Shirley Grierson, AIHM Executive Director, commented about its impact in 2013.

“One of our musicians was playing in a clinic waiting area. As he was leaving, a woman tapped him on the shoulder and said, ‘I just received a cancer diagnosis, but for the 10 minutes I was sitting listening to you play, I forgot.’ This moment is one vignette of how arts make a difference in healthcare.”

In 2018, The Winnipeg Foundation supported the expansion of AIHM’s music program with a grant of $25,000. This collaboration with the Manitoba Chamber Orchestra contributed to the quality of life for patients and residents in 17 Winnipeg hospitals, hospices and long-term care facilities, and at the Selkirk Mental Health Centre. An ensemble of musicians performed for groups of patients, helping to settle emotions, foster compassion, and normalize a healthcare environment.

Sharing human experiences creates empathy and can be part of a healing process on a broader level. Sarasvàti Productions is a theatre company with a vision of inclusion, where artists and audiences of all backgrounds come together to experience what it means to be human.

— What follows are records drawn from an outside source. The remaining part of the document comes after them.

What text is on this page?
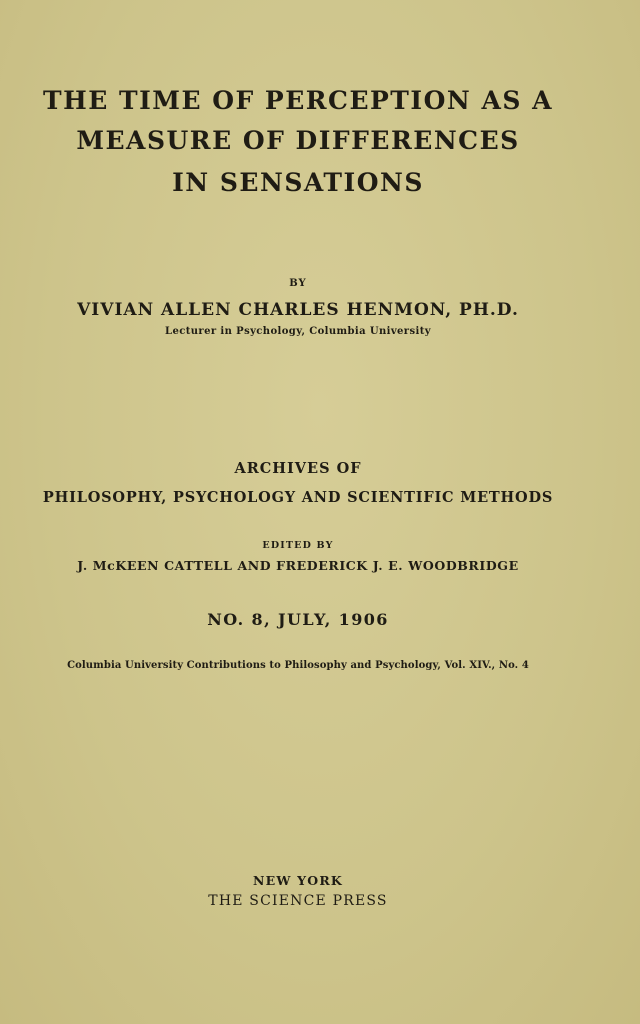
THE TIME OF PERCEPTION AS A
MEASURE OF DIFFERENCES
IN SENSATIONS
BY
VIVIAN ALLEN CHARLES HENMON, PH.D.
Lecturer in Psychology, Columbia University
ARCHIVES OF
PHILOSOPHY, PSYCHOLOGY AND SCIENTIFIC METHODS
EDITED BY
J. McKEEN CATTELL AND FREDERICK J. E. WOODBRIDGE
NO. 8, JULY, 1906
Columbia University Contributions to Philosophy and Psychology, Vol. XIV., No. 4
NEW YORK
THE SCIENCE PRESS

“Art lets us explore what it means to be human and to see the world through someone else’s eyes.”

Hope McIntyre, Artistic Director of Sarasvàti Productions, quoted in 2017.

The Foundation has committed to working to heal the long-lasting effects of the Residential School System. In 2019, The Foundation granted $50,000 over two years to Sarasvàti Productions for its Seven Sacred Teachings project. Addressing reconciliation through storytelling, this project allowed for seven local organizations to partner with Sarasvàti and guest artists, to offer a creative and supportive space for Indigenous youth. The culmination was a production called Songide’ewin, that had been scheduled to be performed in May 2020. After pandemic-related postponement, Sarasvàti offered the production in a safe space with a limited audience, and virtually, over three days in August 2020.

The arts are fundamental to a thriving Winnipeg. Its powers go far beyond inspiring joy and awe. It can be powerful and transformative, provide comfort and create social change. Its proven healing benefits contributes to the well-being of individuals and is part of a community life that flourishes for all.